Studies look at Pacific sea surface temperature to predict ice-out dates for Maine lakes

Warming and cooling of tropical Pacific sea surface waters in the fall and winter can help predict the timing of spring ice-out dates in lakes across Maine and the North American region, according to recent studies by University of Maine researchers.

The ability to predict the timing of lake ice out at least a season ahead can inform a range of concerns, from lake ecosystem and water quality studies to community events, such as ice fishing derbies.

An unusually short ice-cover season has the potential to affect the stability, health and function of lake ecosystems, according to Mussie T. Beyene, who is completing doctoral studies in civil and environmental engineering at UMaine.

Since winter weather conditions affect the lake ice-cover period, Beyene aims to offer ways in which climate information may be used to assess changes in North American lakes at least a season ahead. The research is the focus of two recently published journal articles by Beyene and Shaleen Jain, an associate professor of civil and environmental engineering at UMaine.

Climate studies have shown the El Nino-Southern Oscillation (ENSO), a periodic see-saw in tropical Pacific sea surface temperature and pressure, affects North American winter weather, according to Beyene.

In previous research, Beyene and Jain determined the presence of seasonal winter temperature thresholds that engender unusually early and late ice-out dates — when winter ice completely disappears from the water’s surface — in Maine lakes.

The researchers also looked at the role of regional North American atmospheric circulation patterns associated with El Nino, or the warm phase of ENSO, in promoting warmer winters, which produce early lake ice-out dates in Maine.

An important predictor for spring ice-out dates is the accumulated freezing and melting degree days — the sum of temperatures below and above the freezing of water, 32 degrees Fahrenheit.

In the pair’s most recent paper published in Water Resources Research, they examined the role of winter accumulated freezing and melting degree days and other meteorological variables, such as snowfall, on ice-out dates in Maine lakes.

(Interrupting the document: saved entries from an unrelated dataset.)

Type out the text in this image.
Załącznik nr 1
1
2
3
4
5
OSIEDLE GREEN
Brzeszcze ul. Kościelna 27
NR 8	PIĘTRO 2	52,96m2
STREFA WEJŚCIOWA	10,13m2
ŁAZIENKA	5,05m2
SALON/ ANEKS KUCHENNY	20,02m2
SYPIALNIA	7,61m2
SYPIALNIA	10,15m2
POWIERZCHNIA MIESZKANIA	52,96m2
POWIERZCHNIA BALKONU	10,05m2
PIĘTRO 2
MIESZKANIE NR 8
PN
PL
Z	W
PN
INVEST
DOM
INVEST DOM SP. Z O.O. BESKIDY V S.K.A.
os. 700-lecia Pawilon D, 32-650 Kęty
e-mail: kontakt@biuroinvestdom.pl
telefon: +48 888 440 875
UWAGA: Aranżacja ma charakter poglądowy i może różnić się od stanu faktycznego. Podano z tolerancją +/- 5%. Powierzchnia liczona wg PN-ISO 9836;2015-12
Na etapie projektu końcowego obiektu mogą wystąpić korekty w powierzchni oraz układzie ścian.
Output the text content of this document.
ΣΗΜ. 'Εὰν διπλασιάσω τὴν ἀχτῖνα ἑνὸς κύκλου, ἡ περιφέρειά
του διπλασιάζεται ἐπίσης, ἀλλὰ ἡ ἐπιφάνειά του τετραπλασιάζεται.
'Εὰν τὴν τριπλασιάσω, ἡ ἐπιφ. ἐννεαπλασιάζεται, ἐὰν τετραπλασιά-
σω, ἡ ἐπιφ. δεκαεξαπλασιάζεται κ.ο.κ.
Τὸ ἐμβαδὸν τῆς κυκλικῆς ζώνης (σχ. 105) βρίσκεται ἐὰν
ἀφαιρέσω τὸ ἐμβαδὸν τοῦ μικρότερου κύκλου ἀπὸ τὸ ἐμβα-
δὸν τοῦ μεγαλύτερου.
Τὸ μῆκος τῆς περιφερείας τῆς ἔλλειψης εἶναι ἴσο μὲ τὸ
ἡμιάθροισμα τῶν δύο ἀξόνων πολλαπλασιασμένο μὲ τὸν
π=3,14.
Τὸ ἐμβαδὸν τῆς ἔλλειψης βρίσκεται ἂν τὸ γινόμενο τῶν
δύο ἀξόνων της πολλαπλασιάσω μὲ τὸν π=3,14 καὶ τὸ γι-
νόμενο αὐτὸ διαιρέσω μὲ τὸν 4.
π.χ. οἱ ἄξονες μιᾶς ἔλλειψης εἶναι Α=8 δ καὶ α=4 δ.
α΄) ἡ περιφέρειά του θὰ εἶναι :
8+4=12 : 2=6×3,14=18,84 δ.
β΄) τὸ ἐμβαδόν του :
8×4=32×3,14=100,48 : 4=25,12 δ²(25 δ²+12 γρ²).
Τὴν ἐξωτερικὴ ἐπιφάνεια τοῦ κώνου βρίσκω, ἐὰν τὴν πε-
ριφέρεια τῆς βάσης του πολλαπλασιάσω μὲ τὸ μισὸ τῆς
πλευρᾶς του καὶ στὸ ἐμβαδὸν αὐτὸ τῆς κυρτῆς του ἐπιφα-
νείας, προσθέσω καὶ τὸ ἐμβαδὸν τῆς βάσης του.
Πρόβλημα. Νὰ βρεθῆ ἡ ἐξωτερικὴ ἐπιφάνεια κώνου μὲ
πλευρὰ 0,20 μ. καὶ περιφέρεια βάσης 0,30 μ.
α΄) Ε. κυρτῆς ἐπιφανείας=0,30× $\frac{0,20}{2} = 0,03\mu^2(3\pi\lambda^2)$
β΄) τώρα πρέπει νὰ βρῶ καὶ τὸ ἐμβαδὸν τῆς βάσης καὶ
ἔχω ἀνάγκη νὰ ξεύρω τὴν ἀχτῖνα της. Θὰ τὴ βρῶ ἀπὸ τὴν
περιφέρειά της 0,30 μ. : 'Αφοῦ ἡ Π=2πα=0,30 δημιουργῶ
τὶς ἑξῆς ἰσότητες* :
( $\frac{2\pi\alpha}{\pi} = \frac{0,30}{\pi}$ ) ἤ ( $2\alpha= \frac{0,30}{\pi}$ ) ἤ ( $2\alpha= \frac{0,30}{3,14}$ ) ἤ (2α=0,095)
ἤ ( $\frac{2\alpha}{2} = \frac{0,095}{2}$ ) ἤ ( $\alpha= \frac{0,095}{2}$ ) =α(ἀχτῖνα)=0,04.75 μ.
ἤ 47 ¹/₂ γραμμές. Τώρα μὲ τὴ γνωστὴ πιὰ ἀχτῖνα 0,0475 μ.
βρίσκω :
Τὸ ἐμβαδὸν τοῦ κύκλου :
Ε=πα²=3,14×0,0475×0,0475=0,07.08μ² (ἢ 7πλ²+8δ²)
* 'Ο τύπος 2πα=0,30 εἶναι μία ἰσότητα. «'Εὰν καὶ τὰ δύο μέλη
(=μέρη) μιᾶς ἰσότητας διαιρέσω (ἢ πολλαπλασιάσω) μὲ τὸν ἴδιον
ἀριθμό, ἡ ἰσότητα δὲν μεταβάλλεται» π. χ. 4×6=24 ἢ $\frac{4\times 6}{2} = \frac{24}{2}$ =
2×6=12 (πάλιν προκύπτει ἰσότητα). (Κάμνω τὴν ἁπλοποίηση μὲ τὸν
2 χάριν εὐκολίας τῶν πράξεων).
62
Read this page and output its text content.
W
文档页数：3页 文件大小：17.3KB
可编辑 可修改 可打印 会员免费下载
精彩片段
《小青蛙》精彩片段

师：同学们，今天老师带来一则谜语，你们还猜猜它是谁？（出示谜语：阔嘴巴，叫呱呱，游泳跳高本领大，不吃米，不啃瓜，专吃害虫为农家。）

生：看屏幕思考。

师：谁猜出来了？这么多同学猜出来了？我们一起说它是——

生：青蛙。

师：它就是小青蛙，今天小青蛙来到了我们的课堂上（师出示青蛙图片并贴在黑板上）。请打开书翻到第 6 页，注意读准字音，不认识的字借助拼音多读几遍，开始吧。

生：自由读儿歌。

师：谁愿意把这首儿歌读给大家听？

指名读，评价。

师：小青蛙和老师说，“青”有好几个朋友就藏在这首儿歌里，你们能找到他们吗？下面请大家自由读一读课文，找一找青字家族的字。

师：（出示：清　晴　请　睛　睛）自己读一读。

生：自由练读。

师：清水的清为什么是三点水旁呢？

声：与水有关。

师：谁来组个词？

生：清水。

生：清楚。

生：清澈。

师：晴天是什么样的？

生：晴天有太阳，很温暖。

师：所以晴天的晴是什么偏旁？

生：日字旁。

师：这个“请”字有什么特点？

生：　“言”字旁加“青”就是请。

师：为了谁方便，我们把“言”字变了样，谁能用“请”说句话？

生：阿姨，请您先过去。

Working with Ramesh Gupta, the Trustee Professor of mathematics and statistics at UMaine, they developed a linear-circular regression framework to model the effects of the seasonal meteorological variables on lake ice phenology.

The researchers found the magnitude and variance of spring temperatures explain more than half of the total variability in spring ice‐out dates for Maine lakes. The relationship between spring snowfall and the timing of spring ice‐out dates is the strongest in northern interior Maine lakes and the effect of winter snowfall on ice‐out dates is significant mostly in coastal Maine lakes.

However, the role of winter accumulated freezing and melting degree days in determining the ice‐out dates in Maine lakes was found to be significant across all climate regions, according to the researchers.

Current research shows the effect of ENSO events on North American winter climate varies depending on the location and amplitude of tropical Pacific sea surface warming and cooling.

In a paper recently published in the International Journal of Climatology, Beyene and Jain examined the role of different El Nino conditions on eight North American lake ice-out dates and developed a risk analysis approach to assess the likelihood of early ice out. For some lakes, warming patterns in the eastern tropical Pacific were associated with almost twice the risk of early ice out.

“The National Oceanic and Atmospheric Administration provides an outlook of the winter ENSO state, sometimes six months ahead,” Beyene says. “By determining the winter accumulated freezing degree day thresholds that produce early ice-out dates in lakes, we can use our winter accumulated freezing degree day models that incorporate ENSO indices as predictors to estimate the likelihood of an early or late ice-out date a season ahead. We believe that numerous lake-related research and activities in Maine and elsewhere stand to benefit from these forecasts.”

The research was partially supported through the National Science Foundation sponsored by Maine’s Sustainable Solutions Initiative — a five-year project led by David Hart at UMaine’s Senator George J. Mitchell Center for Sustainability Solutions.